The Distance

The Distance

How Sports Went Woke, Went Broke, And Accidentally Re-Elected Donald Trump

A review of 'Balls: How Trump, Young Men, and Sports Saved America' by Clay Travis

Matt Osborne's avatar
Matt Osborne
Nov 19, 2025
∙ Paid

Sports coverage got suffused with identity politics because the sports media, like the rest of the legacy media, is staffed by people whose politics are to the left of the median voter. If anything, sports media is even worse about this than the rest of the media. This is how sports became ‘woke’ without any audience demand, Clay Travis writes in Balls: How Trump, Young Men, and Sports Saved America. The pattern recurs in the brands he discusses: Nike, Bud Light, and the NBA have all plummeted in market share by pushing ideological content that nobody asked for.

Travis says this drift is how Lia Thomas got on the women’s trophy stand in 2022, which in turn is the moment Donald Trump won the 2024 election, he writes.
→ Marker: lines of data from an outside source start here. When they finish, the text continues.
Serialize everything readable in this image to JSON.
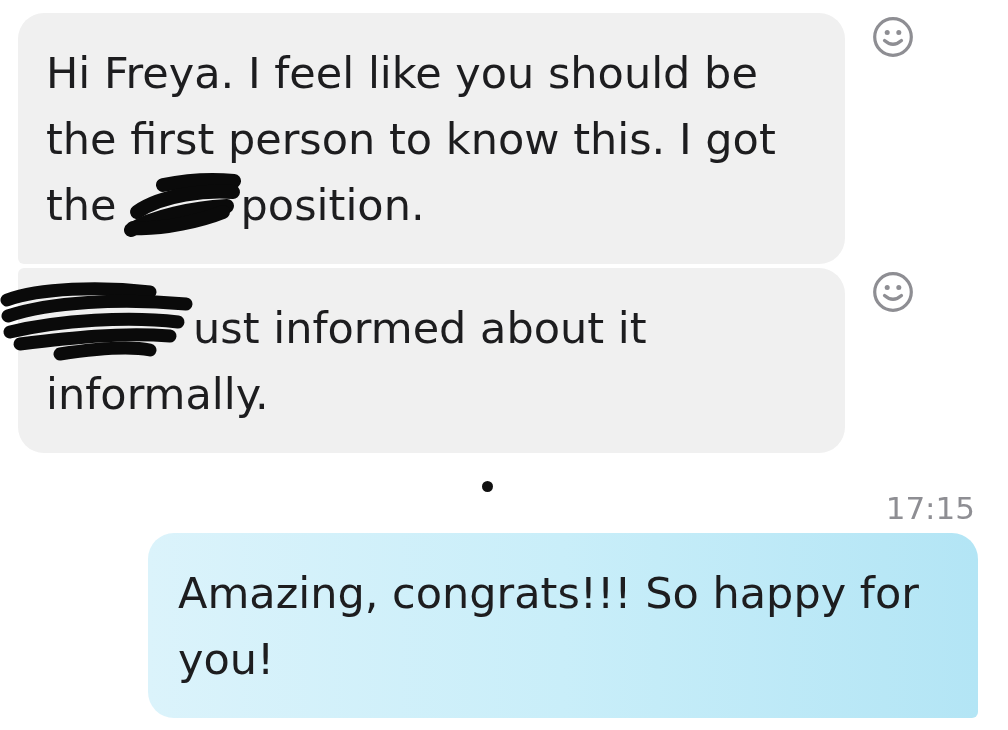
{
  "thread": [
    {
      "kind": "received",
      "rows": [
        [
          {
            "kind": "text",
            "text": "Hi Freya. I feel like you should be the first person to know this. I got"
          }
        ],
        [
          {
            "kind": "text",
            "text": "the"
          },
          {
            "kind": "redacted"
          },
          {
            "kind": "text",
            "text": "position."
          }
        ]
      ]
    },
    {
      "kind": "received",
      "rows": [
        [
          {
            "kind": "redacted"
          },
          {
            "kind": "text",
            "text": "ust informed about it"
          }
        ],
        [
          {
            "kind": "text",
            "text": "informally."
          }
        ]
      ]
    },
    {
      "kind": "time",
      "text": "17:15"
    },
    {
      "kind": "sent",
      "rows": [
        [
          {
            "kind": "text",
            "text": "Amazing, congrats!!! So happy for you!"
          }
        ]
      ]
    }
  ]
}
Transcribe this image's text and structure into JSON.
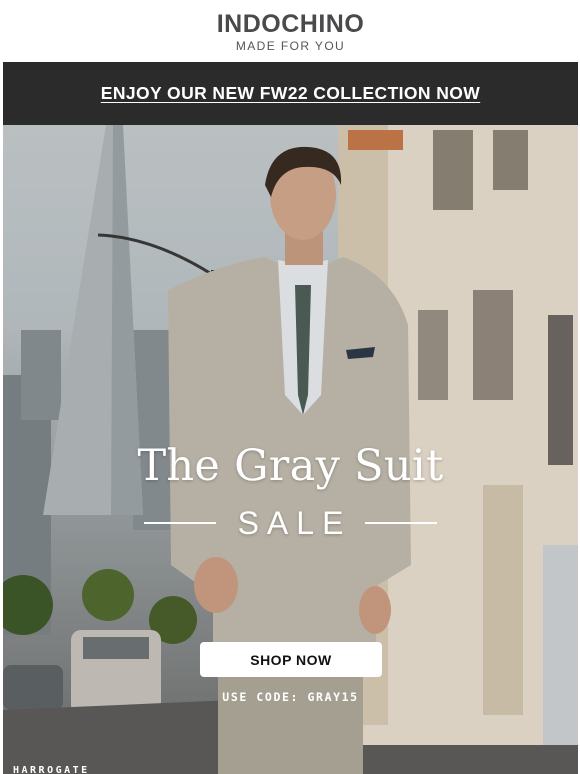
{
  "header": {
    "logo": "INDOCHINO",
    "tagline": "MADE FOR YOU"
  },
  "promo_bar": {
    "link_text": "ENJOY OUR NEW FW22 COLLECTION NOW"
  },
  "hero": {
    "title": "The Gray Suit",
    "subtitle": "SALE",
    "cta_label": "SHOP NOW",
    "promo_code_text": "USE CODE: GRAY15",
    "product_label": "HARROGATE"
  },
  "colors": {
    "promo_bar_bg": "#2b2b2b",
    "logo": "#4a4a4c",
    "button_bg": "#ffffff",
    "hero_text": "#ffffff"
  }
}
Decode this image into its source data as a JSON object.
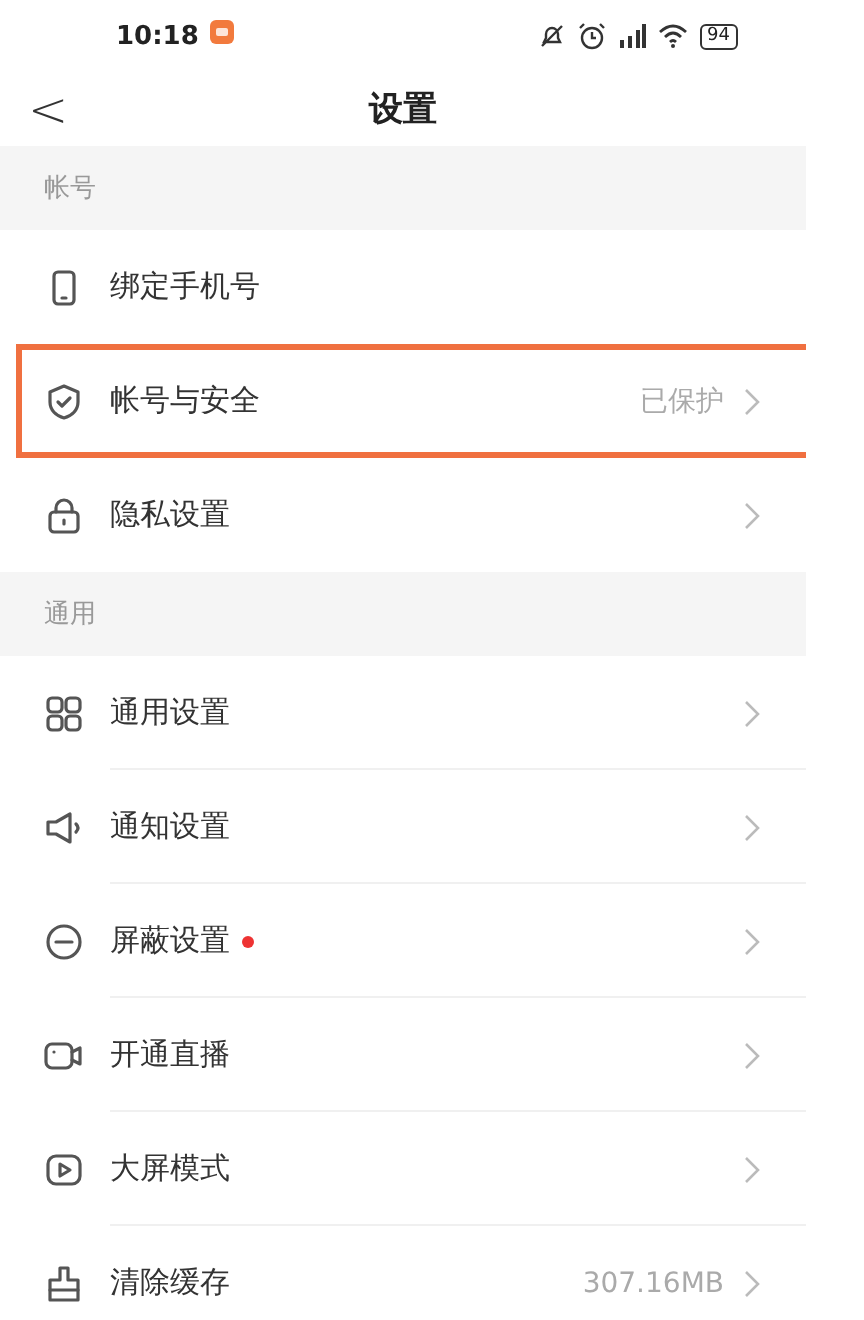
{
  "status_bar": {
    "time": "10:18",
    "battery": "94"
  },
  "nav": {
    "back": "<",
    "title": "设置"
  },
  "sections": [
    {
      "header": "帐号",
      "rows": [
        {
          "label": "绑定手机号",
          "chevron": false,
          "dot": false,
          "highlighted": false
        },
        {
          "label": "帐号与安全",
          "value": "已保护",
          "chevron": true,
          "dot": false,
          "highlighted": true
        },
        {
          "label": "隐私设置",
          "chevron": true,
          "dot": false,
          "highlighted": false
        }
      ]
    },
    {
      "header": "通用",
      "rows": [
        {
          "label": "通用设置",
          "chevron": true,
          "dot": false,
          "highlighted": false
        },
        {
          "label": "通知设置",
          "chevron": true,
          "dot": false,
          "highlighted": false
        },
        {
          "label": "屏蔽设置",
          "chevron": true,
          "dot": true,
          "highlighted": false
        },
        {
          "label": "开通直播",
          "chevron": true,
          "dot": false,
          "highlighted": false
        },
        {
          "label": "大屏模式",
          "chevron": true,
          "dot": false,
          "highlighted": false
        },
        {
          "label": "清除缓存",
          "value": "307.16MB",
          "chevron": true,
          "dot": false,
          "highlighted": false
        }
      ]
    }
  ]
}
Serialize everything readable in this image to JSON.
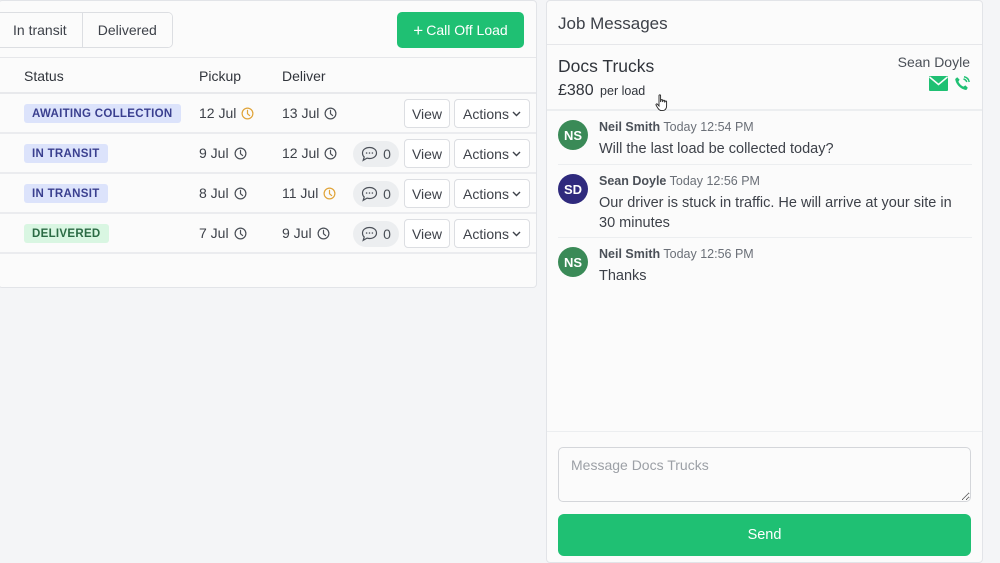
{
  "jobs_panel": {
    "filters": [
      {
        "label": "In transit"
      },
      {
        "label": "Delivered"
      }
    ],
    "call_off_button": {
      "label": "Call Off Load",
      "icon": "plus-icon"
    },
    "columns": {
      "status": "Status",
      "pickup": "Pickup",
      "deliver": "Deliver"
    },
    "rows": [
      {
        "status": "AWAITING COLLECTION",
        "status_type": "awaiting",
        "pickup": "12 Jul",
        "pickup_clock": "warning",
        "deliver": "13 Jul",
        "deliver_clock": "normal",
        "messages": null,
        "view": "View",
        "actions": "Actions"
      },
      {
        "status": "IN TRANSIT",
        "status_type": "transit",
        "pickup": "9 Jul",
        "pickup_clock": "normal",
        "deliver": "12 Jul",
        "deliver_clock": "normal",
        "messages": "0",
        "view": "View",
        "actions": "Actions"
      },
      {
        "status": "IN TRANSIT",
        "status_type": "transit",
        "pickup": "8 Jul",
        "pickup_clock": "normal",
        "deliver": "11 Jul",
        "deliver_clock": "warning",
        "messages": "0",
        "view": "View",
        "actions": "Actions"
      },
      {
        "status": "DELIVERED",
        "status_type": "delivered",
        "pickup": "7 Jul",
        "pickup_clock": "normal",
        "deliver": "9 Jul",
        "deliver_clock": "normal",
        "messages": "0",
        "view": "View",
        "actions": "Actions"
      }
    ]
  },
  "messages_panel": {
    "title": "Job Messages",
    "company": "Docs Trucks",
    "price": "£380",
    "price_unit": "per load",
    "contact_name": "Sean Doyle",
    "contact_icons": [
      "email-icon",
      "phone-icon"
    ],
    "messages": [
      {
        "initials": "NS",
        "author": "Neil Smith",
        "time": "Today 12:54 PM",
        "text": "Will the last load be collected today?",
        "avatar_color": "#3a8a57"
      },
      {
        "initials": "SD",
        "author": "Sean Doyle",
        "time": "Today 12:56 PM",
        "text": "Our driver is stuck in traffic. He will arrive at your site in 30 minutes",
        "avatar_color": "#2f2a7d"
      },
      {
        "initials": "NS",
        "author": "Neil Smith",
        "time": "Today 12:56 PM",
        "text": "Thanks",
        "avatar_color": "#3a8a57"
      }
    ],
    "input": {
      "value": "",
      "placeholder": "Message Docs Trucks"
    },
    "send_label": "Send"
  },
  "colors": {
    "accent": "#1fc073",
    "clock_normal": "#4b5058",
    "clock_warning": "#e0a43a"
  }
}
Travis’s fifth book is “a quick roadmap of the descent of sports from meritocracy, the best man or woman wins, to madness, the best man pretending to be a woman wins.” The NCAA forgot that it was a brand, and that dividing your customers against each other is usually bad for business.

The book at Amazon

Regular readers of The Distance will already know the chief means by which gender identity ideology has always advanced its program is through non-democratic, non-transparent, non-public policy capture. Per the 2019 ‘Denton’s Document’, as well as the recent revelations about the BBC, transgender activists always work behind the scenes to push their narratives and stifle any headlines that might question those narratives. Despite cancellation, Travis turned his website, OutKick.com, into an online sports juggernaut by simply counterprogramming that trend. Their coverage of Lia Thomas cheating in the pool circumvented the ‘old media’ filter by way of new media, feeding a cultural reaction.

A sports talker by trade, and a casual liberal who voted for Obama twice, Travis writes that the tipping point was the pointedly brief NFL career of Michael Sam. It was “the first true instance of identity politics capturing sports in the social media age” because “Sam’s athletic talents had virtually nothing to do with the attention he received. He was the first athlete I can recall dominating sports coverage without ever dominating sports at all.” ESPN chose to keep the camera focused on Sam kissing his boyfriend after he was selected very late in the 2014 NFL draft. Sam never played a regular season game. In retrospect, it all seems ominous to Travis, a harbinger of mediocrities to come.